Asking a good question (Pulse Article 2001)

This article is part of a series on Critical Reading.

Where do you start when trying to judge papers in medical journals? All too often we are in a hurry and glance briefly at the title and then the conclusion of the abstract. However I would suggest that you try to get inside the mind of the writer of the article; try to work out why they carried out this piece of work. It is easier to do this if you have a structure to work to and I suggest using a four part question at this point.

  1. What are the characteristics of the Patients in the trial?
  2. What is the Intervention being studied?
  3. What is it Compared with?
  4. What Outcomes are measured?

Take a piece of paper and jot down the answers to the four questions shown in the box and you will have a neat summary of the question that your paper is trying to answer. You should have a note of the characteristics of the patients in the trial, the main intervention studied, what it was compared with and what outcomes were measured. You can remember the headings using the acronym PICO (Patient, Intervention, Comparison, and Outcome).

Is this an important question?

If you have been able to identify the four parts of the question that the paper is trying to answer the next thing to ask yourself is whether the answer is going to be relevant to you and the patients that you are looking after. Much research is driven by academic or industrial interest and the question may not be relevant to you.

All too often the outcomes chosen are surrogates that are easy to measure but may not reliably indicate whether the treatment will be of real benefit to the patient. Also the comparison may be with the wrong alternative treatment, or the patients in the trial may not be representative of those seen in your practice. Two examples may help to illustrate the point.

Antibiotics for Acute Otitis Media

There is not shortage of randomised controlled trials that have compared one antibiotic with another for the treatment of acute otitis media, and this is an important issue for pharmaceutical companies introducing new antibiotics. However the first question to answer is whether any antibiotic is needed at all, and this cannot be assessed from comparing two antibiotics with each other. What is needed is evidence from trials comparing antibiotic with placebo to decide how much overall difference they make, and indeed the evidence from all identified trials of this type showed limited benefit of antibiotics balanced by side effects from the treatment. (1)

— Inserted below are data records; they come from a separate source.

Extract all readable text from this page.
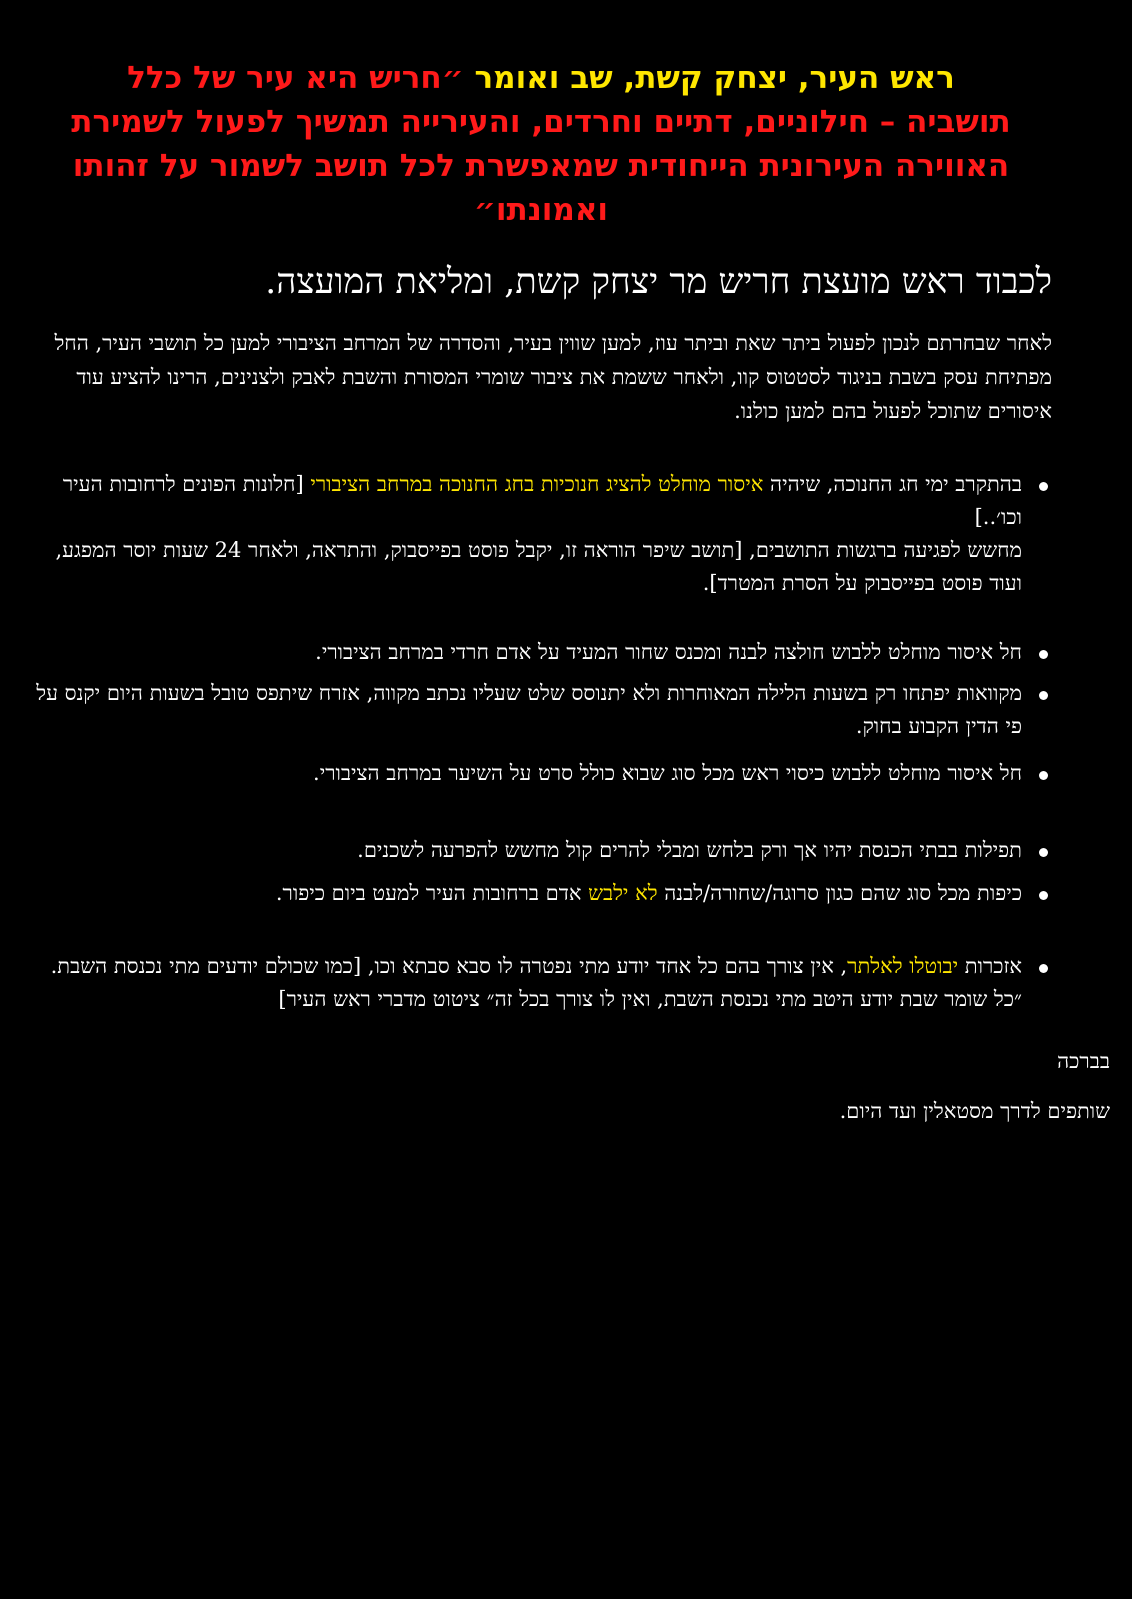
ראש העיר, יצחק קשת, שב ואומר ״חריש היא עיר של כלל תושביה – חילוניים, דתיים וחרדים, והעירייה תמשיך לפעול לשמירת האווירה העירונית הייחודית שמאפשרת לכל תושב לשמור על זהותו ואמונתו״
לכבוד ראש מועצת חריש מר יצחק קשת, ומליאת המועצה.
לאחר שבחרתם לנכון לפעול ביתר שאת וביתר עוז, למען שווין בעיר, והסדרה של המרחב הציבורי למען כל תושבי העיר, החל מפתיחת עסק בשבת בניגוד לסטטוס קוו, ולאחר ששמת את ציבור שומרי המסורת והשבת לאבק ולצנינים, הרינו להציע עוד איסורים שתוכל לפעול בהם למען כולנו.
בהתקרב ימי חג החנוכה, שיהיה איסור מוחלט להציג חנוכיות בחג החנוכה במרחב הציבורי [חלונות הפונים לרחובות העיר וכו׳..]
מחשש לפגיעה ברגשות התושבים, [תושב שיפר הוראה זו, יקבל פוסט בפייסבוק, והתראה, ולאחר 24 שעות יוסר המפגע, ועוד פוסט בפייסבוק על הסרת המטרד].
חל איסור מוחלט ללבוש חולצה לבנה ומכנס שחור המעיד על אדם חרדי במרחב הציבורי.
מקוואות יפתחו רק בשעות הלילה המאוחרות ולא יתנוסס שלט שעליו נכתב מקווה, אזרח שיתפס טובל בשעות היום יקנס על פי הדין הקבוע בחוק.
חל איסור מוחלט ללבוש כיסוי ראש מכל סוג שבוא כולל סרט על השיער במרחב הציבורי.
תפילות בבתי הכנסת יהיו אך ורק בלחש ומבלי להרים קול מחשש להפרעה לשכנים.
כיפות מכל סוג שהם כגון סרוגה/שחורה/לבנה לא ילבש אדם ברחובות העיר למעט ביום כיפור.
אזכרות יבוטלו לאלתר, אין צורך בהם כל אחד יודע מתי נפטרה לו סבא סבתא וכו, [כמו שכולם יודעים מתי נכנסת השבת. ״כל שומר שבת יודע היטב מתי נכנסת השבת, ואין לו צורך בכל זה״ ציטוט מדברי ראש העיר]
בברכה
שותפים לדרך מסטאלין ועד היום.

Nebulised Steroids in Asthma

Here again the crucial question is what nebulised steroids are compared with; the obvious alternative delivery method is using a spacer and metered-dose inhaler since the two delivery methods appear to be equally effective when used for delivery of beta-agonists in acute asthma (2). In spite of this there are very few randomised controlled trials that compare these two delivery methods for steroids. Nebulised fluticasone has been shown to reduce the requirements for oral steroids in severe asthmatics when compare with placebo, but to my mind this is not really the key issue. The costs of nebulised steroids are considerably more than using spacer delivery after all, so we need clear evidence of superiority against spacers not placebos in this instance.

In a nutshell

So in summary use the 4 part question to summarise what the paper is about and then decide if it is a question that is worth spending the time to read in more detail. Consider if the question is an important one and if it is you will then need to think about the validity of the research method used before taking too much notice of the results; this will be the subject of the next article in this series.

References:

1. Del Mar C, Glasziou P, Hayem M. Are antibiotics indicated as initial treatment for children with acute otitis media? A meta-analysis. BMJ 1997;314:1526 –1529

2. Cates C J, Rowe BH. Holding chambers versus nebulisers for beta-agonist treatment of acute asthma (Cochrane Review). In: The Cochrane Library, Issue 2, 2000. Oxford: Update Software.